While the Sennheiser PXC 550-II does have competitive noise cancelling, it’s not quite as good as the Bose QuietComfort 45 or the Sony WH-1000XM4. You’ll also have to contend with a microUSB charging port, Bluetooth 5.0, and, at 22 hours with ANC enabled—a lower battery life than the Bose and Beats headphones discussed above. But you can turn the ANC off and push the battery life up to 30 hours of playtime.
Apple users not satisfied with either of the options above should look no further than the Apple AirPods Max. The H1 chip guarantees smooth pairing and a stable connection with Apple devices. The noise cancellation is the best in the business and renders low and midrange sounds one-eighth as loud as they’d be without the headset. Even the sound quality is close to what we consider perfect, so you shouldn’t miss the non-existent equalizer.

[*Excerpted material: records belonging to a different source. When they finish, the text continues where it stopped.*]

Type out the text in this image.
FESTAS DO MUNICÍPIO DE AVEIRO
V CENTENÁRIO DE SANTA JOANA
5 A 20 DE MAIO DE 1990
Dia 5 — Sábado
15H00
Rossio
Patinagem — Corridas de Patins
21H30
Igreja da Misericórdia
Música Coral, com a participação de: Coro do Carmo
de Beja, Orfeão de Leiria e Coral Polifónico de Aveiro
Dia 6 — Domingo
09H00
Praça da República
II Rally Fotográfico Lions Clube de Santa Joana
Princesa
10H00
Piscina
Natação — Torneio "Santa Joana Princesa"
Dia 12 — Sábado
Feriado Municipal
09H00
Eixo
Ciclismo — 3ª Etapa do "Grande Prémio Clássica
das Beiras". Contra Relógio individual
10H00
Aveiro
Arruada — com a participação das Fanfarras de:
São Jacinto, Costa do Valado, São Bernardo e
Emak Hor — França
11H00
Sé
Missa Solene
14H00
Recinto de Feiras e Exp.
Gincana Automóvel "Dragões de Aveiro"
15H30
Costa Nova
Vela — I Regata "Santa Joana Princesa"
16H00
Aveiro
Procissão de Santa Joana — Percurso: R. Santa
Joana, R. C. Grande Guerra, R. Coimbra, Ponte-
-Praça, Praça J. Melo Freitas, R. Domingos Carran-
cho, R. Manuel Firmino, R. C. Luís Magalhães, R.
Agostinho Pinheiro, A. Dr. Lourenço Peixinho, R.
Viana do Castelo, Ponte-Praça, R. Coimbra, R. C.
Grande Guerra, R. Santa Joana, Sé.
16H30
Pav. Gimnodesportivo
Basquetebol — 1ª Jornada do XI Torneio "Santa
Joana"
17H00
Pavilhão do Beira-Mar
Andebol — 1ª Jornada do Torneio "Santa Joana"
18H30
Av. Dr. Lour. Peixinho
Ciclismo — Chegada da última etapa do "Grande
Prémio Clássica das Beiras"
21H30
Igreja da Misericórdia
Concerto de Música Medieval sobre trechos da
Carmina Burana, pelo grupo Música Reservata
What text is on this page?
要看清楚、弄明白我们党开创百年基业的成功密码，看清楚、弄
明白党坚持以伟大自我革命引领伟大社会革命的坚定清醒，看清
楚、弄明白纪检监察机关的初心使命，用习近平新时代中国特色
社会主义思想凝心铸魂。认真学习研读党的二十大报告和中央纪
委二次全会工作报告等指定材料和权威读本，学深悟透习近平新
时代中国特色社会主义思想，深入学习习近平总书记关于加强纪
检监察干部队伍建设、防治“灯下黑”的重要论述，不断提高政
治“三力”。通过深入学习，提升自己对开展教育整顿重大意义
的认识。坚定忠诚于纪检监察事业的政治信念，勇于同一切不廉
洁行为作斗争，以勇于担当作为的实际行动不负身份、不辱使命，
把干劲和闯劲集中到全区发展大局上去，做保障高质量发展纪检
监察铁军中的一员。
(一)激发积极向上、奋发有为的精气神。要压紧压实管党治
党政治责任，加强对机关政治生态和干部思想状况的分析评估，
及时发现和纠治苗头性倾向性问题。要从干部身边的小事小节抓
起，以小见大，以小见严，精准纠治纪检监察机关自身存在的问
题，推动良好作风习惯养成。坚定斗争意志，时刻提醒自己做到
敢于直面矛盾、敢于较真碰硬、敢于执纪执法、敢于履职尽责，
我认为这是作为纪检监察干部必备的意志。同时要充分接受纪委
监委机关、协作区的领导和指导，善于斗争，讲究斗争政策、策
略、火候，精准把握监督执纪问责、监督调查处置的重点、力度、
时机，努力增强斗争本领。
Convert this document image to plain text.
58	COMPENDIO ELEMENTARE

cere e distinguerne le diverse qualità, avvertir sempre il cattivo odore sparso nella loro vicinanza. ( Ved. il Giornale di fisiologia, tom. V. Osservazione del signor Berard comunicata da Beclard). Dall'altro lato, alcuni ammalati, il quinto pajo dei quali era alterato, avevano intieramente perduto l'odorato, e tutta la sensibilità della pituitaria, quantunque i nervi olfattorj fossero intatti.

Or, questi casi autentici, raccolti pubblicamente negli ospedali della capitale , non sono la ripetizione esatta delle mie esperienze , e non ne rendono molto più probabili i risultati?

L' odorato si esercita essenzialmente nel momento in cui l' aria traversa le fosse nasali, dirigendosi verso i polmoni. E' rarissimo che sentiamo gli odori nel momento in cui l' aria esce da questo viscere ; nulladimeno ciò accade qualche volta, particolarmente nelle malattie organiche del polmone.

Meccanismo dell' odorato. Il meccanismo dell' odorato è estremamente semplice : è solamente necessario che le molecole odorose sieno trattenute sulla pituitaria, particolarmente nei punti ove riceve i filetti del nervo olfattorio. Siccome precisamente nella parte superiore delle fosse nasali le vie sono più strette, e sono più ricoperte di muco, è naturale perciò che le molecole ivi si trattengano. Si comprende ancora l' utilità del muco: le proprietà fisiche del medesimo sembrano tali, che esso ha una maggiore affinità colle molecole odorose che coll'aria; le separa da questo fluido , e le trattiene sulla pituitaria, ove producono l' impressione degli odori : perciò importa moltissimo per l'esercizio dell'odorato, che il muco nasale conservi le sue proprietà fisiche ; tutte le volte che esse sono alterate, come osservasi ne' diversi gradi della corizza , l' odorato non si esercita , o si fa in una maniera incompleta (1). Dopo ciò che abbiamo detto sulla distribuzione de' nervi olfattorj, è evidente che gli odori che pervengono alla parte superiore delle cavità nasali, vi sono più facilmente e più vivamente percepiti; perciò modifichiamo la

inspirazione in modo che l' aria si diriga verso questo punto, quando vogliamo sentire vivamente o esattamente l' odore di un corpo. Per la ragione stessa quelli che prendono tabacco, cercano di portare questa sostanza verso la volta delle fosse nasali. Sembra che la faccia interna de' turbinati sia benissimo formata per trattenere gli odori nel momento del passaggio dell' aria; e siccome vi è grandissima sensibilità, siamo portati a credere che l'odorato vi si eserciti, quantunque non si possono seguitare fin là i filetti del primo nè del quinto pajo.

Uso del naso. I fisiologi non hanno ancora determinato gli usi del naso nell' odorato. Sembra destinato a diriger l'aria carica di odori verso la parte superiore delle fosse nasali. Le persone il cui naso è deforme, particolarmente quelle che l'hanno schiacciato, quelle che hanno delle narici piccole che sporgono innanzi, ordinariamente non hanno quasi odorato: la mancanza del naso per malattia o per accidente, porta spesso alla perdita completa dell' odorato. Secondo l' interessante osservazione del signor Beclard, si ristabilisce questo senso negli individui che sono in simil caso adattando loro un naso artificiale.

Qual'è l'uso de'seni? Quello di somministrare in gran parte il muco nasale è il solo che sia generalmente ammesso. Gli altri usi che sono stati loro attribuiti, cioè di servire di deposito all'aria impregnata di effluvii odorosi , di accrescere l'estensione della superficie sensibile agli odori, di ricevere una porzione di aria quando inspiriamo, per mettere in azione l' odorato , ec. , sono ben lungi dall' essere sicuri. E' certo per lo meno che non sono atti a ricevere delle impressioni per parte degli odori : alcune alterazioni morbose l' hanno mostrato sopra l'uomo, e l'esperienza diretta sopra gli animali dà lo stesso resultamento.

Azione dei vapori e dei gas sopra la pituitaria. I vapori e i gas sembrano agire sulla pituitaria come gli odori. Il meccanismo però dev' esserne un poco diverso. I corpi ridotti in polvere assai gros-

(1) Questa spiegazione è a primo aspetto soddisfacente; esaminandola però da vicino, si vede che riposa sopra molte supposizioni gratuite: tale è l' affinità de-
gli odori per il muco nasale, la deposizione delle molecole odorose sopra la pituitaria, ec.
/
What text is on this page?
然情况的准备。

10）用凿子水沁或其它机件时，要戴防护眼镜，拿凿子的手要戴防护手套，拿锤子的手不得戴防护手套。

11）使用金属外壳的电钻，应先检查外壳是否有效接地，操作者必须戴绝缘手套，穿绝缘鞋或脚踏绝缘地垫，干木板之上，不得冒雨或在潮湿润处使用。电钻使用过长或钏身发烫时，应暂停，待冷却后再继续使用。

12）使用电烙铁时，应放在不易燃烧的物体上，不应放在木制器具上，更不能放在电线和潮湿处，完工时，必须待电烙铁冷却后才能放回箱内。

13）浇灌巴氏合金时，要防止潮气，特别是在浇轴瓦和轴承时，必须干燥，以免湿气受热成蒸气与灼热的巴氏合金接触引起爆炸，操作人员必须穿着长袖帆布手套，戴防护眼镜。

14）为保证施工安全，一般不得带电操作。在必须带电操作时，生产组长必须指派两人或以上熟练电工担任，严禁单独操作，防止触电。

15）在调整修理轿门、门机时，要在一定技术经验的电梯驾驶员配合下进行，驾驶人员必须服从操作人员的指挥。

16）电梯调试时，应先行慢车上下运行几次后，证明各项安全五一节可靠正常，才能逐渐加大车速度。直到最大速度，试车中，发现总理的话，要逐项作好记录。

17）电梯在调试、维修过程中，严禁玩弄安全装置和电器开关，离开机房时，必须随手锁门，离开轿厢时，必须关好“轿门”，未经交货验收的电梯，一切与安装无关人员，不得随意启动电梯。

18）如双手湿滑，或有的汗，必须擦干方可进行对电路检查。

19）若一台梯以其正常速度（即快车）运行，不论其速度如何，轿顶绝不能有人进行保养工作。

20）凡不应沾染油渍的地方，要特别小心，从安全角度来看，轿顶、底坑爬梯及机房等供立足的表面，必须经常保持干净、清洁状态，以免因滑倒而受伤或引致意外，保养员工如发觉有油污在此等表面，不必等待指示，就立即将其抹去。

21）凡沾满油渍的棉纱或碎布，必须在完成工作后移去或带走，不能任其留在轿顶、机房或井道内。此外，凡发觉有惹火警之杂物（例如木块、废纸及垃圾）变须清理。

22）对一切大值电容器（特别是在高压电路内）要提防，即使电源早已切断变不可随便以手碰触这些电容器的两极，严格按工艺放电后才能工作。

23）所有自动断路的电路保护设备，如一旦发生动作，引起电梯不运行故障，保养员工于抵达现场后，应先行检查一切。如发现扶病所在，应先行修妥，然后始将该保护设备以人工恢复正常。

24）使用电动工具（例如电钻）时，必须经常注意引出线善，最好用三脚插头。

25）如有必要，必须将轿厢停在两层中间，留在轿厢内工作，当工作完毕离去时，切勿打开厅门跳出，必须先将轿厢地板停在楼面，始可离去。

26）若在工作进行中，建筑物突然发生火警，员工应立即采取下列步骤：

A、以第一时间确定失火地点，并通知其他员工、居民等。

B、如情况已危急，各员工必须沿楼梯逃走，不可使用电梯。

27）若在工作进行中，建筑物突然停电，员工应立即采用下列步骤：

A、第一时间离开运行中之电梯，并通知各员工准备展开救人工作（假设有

The downside to all this excellence, of course, is the price. At 20 hours, the AirPods Max also doesn’t have great battery life, though you can turn the ANC off to squeeze out a few more hours. Since the AirPods Max doesn’t have an audio port, you can’t easily fall back on wired mode, unless you purchase a Lightning-to-3.5mm audio cable for the headphones and a Lightning-to-3.5mm dongle to connect it to your iPhone.